Bowe recalled choosing to work on nanosats for her masteral degree at the University of Michigan.
“I don’t want to go to graduate school and just study theory. I want to work on something that will contribute to society in a way that it doesn’t know yet.”
She added, “No one thought that these small satellites could do much of anything. They thought they were going to become orbital debris. And me, being an undergrad, I didn’t care.”
Bowe also worked on flight trajectory optimization for commercial aircraft.
Asked by a scholar on the future of suborbital flights, Bowe said she foresees it becoming as routine as flying in the not-too-distant future.
“It will truly, in my opinion, become the next means of transportation for a lot of people around the world,” she said.
Pride of the Bahamas
Bowe made history for being the first Bahamian in space. She joined celebrities Katy Perry, Gayle King and Amanda Nguyễn in space tourism company Blue Origin’s NS-31 flight in April.
Her father died on 6 January and missed hearing the announcement that she was going to fly to space. But he knew as early as 2022 that she had signed up for a seat in that flight, according to Bowe.
“I flew in fighter jets. I jumped out of planes, which was kind of scary. I did the hypoxia training. I trained in the only human-rated centrifuge in North America that has trained over 500 astronauts. I literally read the human spaceflight regulations,” she said, recalling her preparation for the suborbital flight while running her businesses.
Bowe wants to fly to space again.
“I am planning to go back. I don’t know if I could ever be okay with not seeing what I saw again. And when I see it the next time, I need to see it for longer. And I want to be able to sit with it (Earth) and really take it in because it’s magnificent. And there’s absolutely nothing like seeing our Earth rotate in the air and sky.”
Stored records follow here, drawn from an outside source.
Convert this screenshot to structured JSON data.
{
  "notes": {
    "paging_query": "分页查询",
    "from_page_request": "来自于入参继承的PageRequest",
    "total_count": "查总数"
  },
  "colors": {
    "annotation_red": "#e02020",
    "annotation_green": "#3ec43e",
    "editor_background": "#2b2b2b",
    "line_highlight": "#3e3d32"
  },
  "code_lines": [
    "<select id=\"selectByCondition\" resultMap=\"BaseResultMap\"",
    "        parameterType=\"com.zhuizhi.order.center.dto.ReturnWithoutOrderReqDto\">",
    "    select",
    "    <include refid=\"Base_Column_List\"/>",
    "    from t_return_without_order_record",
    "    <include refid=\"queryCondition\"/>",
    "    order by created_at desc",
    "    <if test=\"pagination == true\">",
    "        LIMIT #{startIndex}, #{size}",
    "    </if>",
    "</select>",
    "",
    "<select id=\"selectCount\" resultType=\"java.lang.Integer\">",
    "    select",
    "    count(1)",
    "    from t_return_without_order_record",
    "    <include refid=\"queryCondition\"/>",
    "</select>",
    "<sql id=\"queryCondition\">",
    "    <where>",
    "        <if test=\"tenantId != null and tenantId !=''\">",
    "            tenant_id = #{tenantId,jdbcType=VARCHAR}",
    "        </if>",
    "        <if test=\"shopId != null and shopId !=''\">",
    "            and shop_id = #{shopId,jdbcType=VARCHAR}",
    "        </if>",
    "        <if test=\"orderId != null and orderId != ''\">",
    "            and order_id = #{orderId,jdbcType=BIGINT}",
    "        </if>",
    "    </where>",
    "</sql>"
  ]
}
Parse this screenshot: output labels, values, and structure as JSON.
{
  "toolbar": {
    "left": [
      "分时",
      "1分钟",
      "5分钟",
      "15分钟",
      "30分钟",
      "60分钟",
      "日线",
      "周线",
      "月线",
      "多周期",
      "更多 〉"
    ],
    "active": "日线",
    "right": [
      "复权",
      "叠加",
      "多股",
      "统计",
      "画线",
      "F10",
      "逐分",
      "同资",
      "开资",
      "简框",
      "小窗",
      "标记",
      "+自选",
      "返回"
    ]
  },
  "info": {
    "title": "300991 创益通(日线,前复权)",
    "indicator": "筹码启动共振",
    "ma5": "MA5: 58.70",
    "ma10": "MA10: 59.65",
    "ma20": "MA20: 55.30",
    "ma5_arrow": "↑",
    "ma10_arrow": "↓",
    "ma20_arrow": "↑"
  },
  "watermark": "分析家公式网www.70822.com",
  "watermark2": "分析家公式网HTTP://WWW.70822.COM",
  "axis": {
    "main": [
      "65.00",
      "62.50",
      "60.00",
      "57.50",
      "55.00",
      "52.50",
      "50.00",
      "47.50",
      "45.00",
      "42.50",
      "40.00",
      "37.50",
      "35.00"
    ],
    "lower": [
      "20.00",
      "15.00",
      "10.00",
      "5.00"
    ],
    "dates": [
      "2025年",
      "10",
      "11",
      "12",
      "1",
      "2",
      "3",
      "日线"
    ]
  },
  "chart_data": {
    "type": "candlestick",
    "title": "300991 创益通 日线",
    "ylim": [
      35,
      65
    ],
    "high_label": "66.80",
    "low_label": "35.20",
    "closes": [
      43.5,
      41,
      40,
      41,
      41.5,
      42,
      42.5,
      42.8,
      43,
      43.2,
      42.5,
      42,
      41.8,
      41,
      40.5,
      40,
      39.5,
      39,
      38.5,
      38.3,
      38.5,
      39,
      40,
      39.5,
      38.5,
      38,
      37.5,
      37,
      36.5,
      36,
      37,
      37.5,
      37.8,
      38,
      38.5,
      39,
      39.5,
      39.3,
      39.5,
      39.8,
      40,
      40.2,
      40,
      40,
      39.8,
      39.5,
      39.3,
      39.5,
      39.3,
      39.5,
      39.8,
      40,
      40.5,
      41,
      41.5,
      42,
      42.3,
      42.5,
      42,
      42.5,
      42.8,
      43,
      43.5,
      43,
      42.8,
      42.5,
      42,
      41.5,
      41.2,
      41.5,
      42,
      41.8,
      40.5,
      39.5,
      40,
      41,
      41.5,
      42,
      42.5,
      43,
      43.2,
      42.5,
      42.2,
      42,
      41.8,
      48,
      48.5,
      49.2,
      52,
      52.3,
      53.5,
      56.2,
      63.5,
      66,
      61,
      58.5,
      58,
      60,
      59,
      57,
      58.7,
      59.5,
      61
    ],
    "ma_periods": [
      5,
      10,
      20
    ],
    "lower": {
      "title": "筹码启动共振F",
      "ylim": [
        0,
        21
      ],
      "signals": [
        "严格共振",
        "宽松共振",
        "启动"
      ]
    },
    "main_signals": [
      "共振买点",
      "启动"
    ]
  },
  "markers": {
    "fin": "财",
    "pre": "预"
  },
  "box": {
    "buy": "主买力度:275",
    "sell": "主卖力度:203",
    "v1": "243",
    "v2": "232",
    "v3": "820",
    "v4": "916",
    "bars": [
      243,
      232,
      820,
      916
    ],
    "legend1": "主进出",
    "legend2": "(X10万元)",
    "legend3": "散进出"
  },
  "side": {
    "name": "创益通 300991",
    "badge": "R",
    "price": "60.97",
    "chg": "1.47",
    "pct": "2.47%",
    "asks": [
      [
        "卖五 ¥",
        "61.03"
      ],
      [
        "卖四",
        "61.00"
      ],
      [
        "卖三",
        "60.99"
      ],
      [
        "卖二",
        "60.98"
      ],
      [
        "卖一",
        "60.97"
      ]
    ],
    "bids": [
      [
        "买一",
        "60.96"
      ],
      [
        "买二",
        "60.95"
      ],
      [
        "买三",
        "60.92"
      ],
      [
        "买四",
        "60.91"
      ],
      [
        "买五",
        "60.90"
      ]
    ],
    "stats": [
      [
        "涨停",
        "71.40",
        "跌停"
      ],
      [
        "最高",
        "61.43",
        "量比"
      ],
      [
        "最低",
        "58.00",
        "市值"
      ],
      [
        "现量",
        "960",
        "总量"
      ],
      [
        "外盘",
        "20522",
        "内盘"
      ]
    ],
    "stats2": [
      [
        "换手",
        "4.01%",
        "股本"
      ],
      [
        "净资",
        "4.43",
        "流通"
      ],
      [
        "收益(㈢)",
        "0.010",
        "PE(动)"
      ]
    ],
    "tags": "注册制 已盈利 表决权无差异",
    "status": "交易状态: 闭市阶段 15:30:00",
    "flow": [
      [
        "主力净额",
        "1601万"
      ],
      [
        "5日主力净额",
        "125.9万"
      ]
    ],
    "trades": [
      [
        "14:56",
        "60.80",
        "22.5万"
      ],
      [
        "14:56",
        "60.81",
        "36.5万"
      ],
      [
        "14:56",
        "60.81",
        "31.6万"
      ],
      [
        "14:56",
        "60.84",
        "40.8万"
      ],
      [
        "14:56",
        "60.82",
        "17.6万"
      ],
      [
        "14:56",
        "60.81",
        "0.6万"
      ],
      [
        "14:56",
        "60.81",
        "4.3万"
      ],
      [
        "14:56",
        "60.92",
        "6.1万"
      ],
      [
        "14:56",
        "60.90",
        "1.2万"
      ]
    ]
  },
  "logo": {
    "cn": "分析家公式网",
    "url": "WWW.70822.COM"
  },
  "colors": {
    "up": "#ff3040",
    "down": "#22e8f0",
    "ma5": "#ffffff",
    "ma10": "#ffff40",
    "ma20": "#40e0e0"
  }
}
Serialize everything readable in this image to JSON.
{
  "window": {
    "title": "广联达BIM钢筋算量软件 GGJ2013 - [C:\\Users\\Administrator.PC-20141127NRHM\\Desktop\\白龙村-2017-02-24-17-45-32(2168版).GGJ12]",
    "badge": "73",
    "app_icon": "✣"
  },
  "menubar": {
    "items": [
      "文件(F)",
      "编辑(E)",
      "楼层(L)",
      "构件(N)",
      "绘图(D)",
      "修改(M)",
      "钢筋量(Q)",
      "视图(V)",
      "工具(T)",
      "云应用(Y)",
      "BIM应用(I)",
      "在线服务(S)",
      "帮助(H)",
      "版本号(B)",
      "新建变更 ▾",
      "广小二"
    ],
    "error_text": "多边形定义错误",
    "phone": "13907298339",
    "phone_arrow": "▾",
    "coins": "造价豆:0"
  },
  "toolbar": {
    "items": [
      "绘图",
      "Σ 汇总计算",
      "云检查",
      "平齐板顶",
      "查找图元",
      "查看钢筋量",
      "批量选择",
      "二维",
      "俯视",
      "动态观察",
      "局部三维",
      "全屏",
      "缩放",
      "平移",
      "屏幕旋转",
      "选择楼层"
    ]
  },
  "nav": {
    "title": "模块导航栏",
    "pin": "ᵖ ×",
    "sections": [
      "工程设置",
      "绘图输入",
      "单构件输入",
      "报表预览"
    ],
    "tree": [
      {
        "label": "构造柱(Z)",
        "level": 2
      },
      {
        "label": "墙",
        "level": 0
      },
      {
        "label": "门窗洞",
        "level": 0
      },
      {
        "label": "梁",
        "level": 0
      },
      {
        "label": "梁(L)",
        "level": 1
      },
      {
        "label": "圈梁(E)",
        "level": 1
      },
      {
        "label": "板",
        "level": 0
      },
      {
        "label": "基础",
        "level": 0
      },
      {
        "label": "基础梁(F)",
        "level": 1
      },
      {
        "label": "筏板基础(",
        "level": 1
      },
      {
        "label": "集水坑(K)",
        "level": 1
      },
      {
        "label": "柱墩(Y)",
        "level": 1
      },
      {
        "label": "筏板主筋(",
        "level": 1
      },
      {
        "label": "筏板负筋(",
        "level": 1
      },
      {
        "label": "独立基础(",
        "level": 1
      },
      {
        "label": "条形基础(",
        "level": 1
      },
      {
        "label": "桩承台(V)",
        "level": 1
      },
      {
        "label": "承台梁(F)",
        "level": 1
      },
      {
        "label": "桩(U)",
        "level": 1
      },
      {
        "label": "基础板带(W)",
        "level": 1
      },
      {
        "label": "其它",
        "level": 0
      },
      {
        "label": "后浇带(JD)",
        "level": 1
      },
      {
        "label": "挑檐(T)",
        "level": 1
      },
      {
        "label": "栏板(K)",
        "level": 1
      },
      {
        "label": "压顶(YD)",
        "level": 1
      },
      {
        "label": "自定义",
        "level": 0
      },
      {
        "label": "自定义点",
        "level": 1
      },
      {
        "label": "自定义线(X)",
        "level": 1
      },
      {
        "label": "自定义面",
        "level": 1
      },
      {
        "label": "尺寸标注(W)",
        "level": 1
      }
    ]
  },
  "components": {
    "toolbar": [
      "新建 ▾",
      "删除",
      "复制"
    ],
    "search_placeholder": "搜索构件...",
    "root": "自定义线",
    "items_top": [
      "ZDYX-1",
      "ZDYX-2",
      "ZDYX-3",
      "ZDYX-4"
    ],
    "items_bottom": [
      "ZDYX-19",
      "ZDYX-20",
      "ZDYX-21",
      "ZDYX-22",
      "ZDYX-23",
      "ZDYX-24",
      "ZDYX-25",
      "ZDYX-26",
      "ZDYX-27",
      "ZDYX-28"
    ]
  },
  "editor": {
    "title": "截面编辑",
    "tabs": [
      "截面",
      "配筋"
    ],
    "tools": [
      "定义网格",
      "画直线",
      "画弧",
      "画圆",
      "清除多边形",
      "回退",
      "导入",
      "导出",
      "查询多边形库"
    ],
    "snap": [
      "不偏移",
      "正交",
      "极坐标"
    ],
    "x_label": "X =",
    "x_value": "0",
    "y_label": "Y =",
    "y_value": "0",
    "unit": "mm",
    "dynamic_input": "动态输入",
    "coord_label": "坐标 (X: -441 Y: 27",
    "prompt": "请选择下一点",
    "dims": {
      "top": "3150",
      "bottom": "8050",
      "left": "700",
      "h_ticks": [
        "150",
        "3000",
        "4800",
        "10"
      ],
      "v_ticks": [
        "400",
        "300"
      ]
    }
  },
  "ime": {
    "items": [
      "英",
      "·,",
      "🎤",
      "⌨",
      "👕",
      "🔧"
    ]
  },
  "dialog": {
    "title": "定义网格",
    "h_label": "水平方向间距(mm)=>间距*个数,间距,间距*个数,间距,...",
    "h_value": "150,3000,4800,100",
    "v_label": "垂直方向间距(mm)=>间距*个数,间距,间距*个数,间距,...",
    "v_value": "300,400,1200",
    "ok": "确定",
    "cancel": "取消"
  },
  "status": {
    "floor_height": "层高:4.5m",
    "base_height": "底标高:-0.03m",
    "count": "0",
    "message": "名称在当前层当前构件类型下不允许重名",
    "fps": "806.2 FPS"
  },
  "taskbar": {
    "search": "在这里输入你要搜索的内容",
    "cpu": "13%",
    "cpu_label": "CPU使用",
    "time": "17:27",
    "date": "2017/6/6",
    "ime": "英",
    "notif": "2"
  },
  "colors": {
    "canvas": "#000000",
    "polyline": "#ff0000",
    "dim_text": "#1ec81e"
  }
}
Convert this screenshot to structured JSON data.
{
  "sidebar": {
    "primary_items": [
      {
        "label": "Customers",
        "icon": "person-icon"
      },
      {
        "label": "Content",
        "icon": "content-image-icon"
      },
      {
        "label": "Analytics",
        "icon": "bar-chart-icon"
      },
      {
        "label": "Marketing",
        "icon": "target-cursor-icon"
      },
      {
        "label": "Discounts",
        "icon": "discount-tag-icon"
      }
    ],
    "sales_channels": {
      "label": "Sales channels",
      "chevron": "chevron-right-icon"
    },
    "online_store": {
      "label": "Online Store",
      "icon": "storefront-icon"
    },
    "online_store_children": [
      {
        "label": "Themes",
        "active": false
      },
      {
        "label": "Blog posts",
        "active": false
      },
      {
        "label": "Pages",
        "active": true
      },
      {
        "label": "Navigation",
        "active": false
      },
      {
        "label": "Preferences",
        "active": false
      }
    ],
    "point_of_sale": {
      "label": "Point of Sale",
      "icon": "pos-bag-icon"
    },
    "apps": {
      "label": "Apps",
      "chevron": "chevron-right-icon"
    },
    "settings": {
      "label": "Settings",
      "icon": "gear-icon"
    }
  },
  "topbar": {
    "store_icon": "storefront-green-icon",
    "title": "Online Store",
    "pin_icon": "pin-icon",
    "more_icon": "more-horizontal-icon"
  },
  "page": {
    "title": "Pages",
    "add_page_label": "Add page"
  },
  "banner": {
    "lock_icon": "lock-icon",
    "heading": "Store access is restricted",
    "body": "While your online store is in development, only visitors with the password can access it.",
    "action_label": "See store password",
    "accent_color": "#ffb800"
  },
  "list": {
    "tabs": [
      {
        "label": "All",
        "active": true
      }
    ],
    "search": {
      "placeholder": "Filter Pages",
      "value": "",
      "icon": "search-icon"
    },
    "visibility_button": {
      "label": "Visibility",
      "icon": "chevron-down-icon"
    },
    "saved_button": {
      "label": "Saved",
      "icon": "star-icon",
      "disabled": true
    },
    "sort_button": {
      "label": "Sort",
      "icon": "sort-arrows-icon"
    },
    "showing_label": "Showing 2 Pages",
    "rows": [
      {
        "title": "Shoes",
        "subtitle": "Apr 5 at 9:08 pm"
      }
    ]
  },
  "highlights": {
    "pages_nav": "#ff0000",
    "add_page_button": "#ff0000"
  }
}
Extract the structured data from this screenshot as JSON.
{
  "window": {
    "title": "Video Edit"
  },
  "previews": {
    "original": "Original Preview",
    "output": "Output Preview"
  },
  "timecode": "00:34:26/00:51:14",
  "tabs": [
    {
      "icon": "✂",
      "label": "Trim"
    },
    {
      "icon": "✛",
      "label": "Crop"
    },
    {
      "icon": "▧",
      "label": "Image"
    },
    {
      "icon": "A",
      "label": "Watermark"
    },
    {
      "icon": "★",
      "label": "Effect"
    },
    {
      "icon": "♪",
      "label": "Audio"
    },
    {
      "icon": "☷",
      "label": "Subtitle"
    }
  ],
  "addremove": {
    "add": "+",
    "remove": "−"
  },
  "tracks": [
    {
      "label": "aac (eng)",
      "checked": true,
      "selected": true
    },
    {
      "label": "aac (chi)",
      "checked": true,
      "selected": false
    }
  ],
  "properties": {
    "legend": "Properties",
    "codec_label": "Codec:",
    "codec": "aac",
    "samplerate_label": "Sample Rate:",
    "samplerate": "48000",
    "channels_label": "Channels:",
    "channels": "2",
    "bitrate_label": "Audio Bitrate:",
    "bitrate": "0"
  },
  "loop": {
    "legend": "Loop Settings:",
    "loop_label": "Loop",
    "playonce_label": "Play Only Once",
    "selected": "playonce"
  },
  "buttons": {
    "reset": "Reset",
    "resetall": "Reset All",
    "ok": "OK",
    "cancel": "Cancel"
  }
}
Bowe was asked what advice she could give to engineering students who want to pursue business.
“If you really want to see how to start something, go work for a startup. Go see all of their challenges,” she said, adding that startup founders never say no to free help.
“And then go work for a larger organization. And once you’ve had that experience, go build your own thing.”
“If you are interested in changing the future, my advice for you is to be yourself, the world will adjust,” Bowe told the scholars. “When you are an innovator, when you are the first of your kind, sometimes you may have ideas that feel out of reach. But stay with them, one day they’ll become reality.”
Prof. Christopher P. Monterola, Aboitiz chair in data science of the Aboitiz School of Innovation, Technology and Entrepreneurship at AIM, described Bowe as the heartbeat of innovation and the courage to push boundaries and test the impossible.
Monterola added, “Her journey from dreamer to being a space player is a living proof that what happens when you dare to look beyond the horizon, past the clouds and into the infinite, there is something that can happen.”